Develops quantum sensing platforms at the biology interface. Core NV-center work: (1) widefield NV magnetic imaging of action potentials in neurons and cardiac tissue; (2) NV-based single-molecule NMR at 14 T resolving molecular structure with single-molecule sensitivity; (3) charge-sensitive shallow NV nanoprobes monitoring real-time cellular electrophysiology; (4) biocompatible diamond surface functionalization enabling multiplexed DNA microarray biosensing; (5) fluorescent-protein spin qubits as biological alternatives to diamond NV (2025 paper, Physics World Top-10 Breakthrough). Runs full NV stack: hot implantation, widefield and confocal ODMR, T1/T2/Hahn echo/DEER/Rabi, automated fitting pipelines. 2026 Sloan Fellow. PhD Lukin/Harvard; postdoc Chu/Stanford. Argonne joint appointment.
Simpson runs the experimental quantum imaging and sensing laboratory at Melbourne and is the closest match at this institution to a bio-oriented NV sensing postdoc. Two active threads: (i) widefield NV magnetic and spin-relaxation imaging of living cells and tissue, including magnetic imaging of magnetotactic bacteria, cellular free radicals and paramagnetic ion transport, and quantum-probe imaging of neuronal activity; and (ii) engineering Australia's most sensitive diamond vector magnetometer with RMIT and Phasor Innovation, aimed at navigation, underground/undersea sensing and, explicitly, mapping magnetic signals of the human brain in unshielded environments. That second thread is a direct bid at bioelectromagnetism with a quantum sensor. Positioned against the established body of NV-ensemble quantum sensing work β DEER, nanoscale NMR and T1 relaxometry protocols operating at pT/sqrt(Hz) field sensitivity β Simpson's work is a continuation of exactly that lineage, pushing ensemble DEER/T1-relaxometry contrast mechanisms out of the physics lab and into cell biology and human-scale magnetoencephalography. Preferred attributes present: bioelectromagnetism, human-subject ambitions, sensitivity-limited (not fabrication-limited) programme. QUBIC investigator; recruits postdocs regularly.
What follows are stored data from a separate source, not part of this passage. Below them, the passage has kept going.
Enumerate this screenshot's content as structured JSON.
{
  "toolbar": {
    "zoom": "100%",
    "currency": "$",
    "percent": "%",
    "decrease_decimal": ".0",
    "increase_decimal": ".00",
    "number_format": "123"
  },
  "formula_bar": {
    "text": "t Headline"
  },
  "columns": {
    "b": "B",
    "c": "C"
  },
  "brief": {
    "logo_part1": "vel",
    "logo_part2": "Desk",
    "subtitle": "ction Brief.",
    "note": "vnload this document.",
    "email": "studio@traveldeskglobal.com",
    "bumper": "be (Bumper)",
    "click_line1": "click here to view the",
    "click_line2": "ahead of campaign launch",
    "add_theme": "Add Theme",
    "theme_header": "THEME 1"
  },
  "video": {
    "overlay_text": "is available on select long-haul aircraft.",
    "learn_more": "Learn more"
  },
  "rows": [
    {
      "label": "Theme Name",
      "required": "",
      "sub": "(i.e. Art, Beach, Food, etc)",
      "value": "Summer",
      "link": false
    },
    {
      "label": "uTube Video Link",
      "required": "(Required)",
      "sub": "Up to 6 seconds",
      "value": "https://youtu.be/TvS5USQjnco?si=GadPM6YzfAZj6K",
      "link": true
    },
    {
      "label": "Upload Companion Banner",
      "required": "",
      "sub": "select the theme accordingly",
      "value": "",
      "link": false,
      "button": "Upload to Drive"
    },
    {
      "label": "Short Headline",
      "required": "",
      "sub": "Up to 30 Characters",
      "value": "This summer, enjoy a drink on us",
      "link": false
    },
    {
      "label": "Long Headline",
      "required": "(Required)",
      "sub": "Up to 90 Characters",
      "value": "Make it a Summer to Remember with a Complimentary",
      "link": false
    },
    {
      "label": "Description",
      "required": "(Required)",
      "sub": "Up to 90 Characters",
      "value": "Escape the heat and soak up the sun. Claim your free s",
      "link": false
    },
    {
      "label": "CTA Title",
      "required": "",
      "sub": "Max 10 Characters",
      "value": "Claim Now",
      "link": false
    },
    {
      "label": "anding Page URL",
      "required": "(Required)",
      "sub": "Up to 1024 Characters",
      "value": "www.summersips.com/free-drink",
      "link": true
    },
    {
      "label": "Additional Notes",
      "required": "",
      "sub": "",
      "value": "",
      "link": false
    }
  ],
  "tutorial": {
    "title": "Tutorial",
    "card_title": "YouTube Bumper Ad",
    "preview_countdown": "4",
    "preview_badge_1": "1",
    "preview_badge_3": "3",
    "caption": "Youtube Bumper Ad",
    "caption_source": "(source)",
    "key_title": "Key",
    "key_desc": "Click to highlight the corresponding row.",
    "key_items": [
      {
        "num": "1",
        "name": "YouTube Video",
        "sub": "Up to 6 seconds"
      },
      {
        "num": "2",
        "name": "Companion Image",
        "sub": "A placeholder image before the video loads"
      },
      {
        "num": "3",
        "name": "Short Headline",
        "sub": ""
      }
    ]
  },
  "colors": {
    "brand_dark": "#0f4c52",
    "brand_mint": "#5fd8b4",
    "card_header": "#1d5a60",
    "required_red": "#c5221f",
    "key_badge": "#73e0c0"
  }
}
Toeno van der Sar's group uses NV-centre diamond magnetometry to study correlated spin dynamics and electric currents in magnetic and 2D materials. Research directions: (1) scanning NV magnetometry of topological magnets, 2D magnetic materials (CrI3, Fe3GeTe2), and superconductors; (2) spin-wave (magnon) spectroscopy in magnetic thin films using NV sensors; (3) widefield NV imaging of biological samples and materials. The group develops both NV scanning probes and widefield NV ensembles for nanoscale spatial mapping of magnetic phenomena.
Wrachtrup is a founder of NV-centre quantum sensing: single-spin and ensemble magnetometry, nanoscale/single-molecule NMR and ESR, nuclear-spin registers, scanning-probe quantum-materials imaging, and programmable diamond nanosensors for chemistry and biology. His group actively recruits postdocs across NV sensing and quantum technology. In the broader landscape of NV-centre ensemble quantum sensing (DEER, nano-NMR, T1 relaxometry) operating near pT/sqrt(Hz) sensitivity, this work is the reference point, extending DEER/nano-NMR toward single-molecule and cryogenic regimes.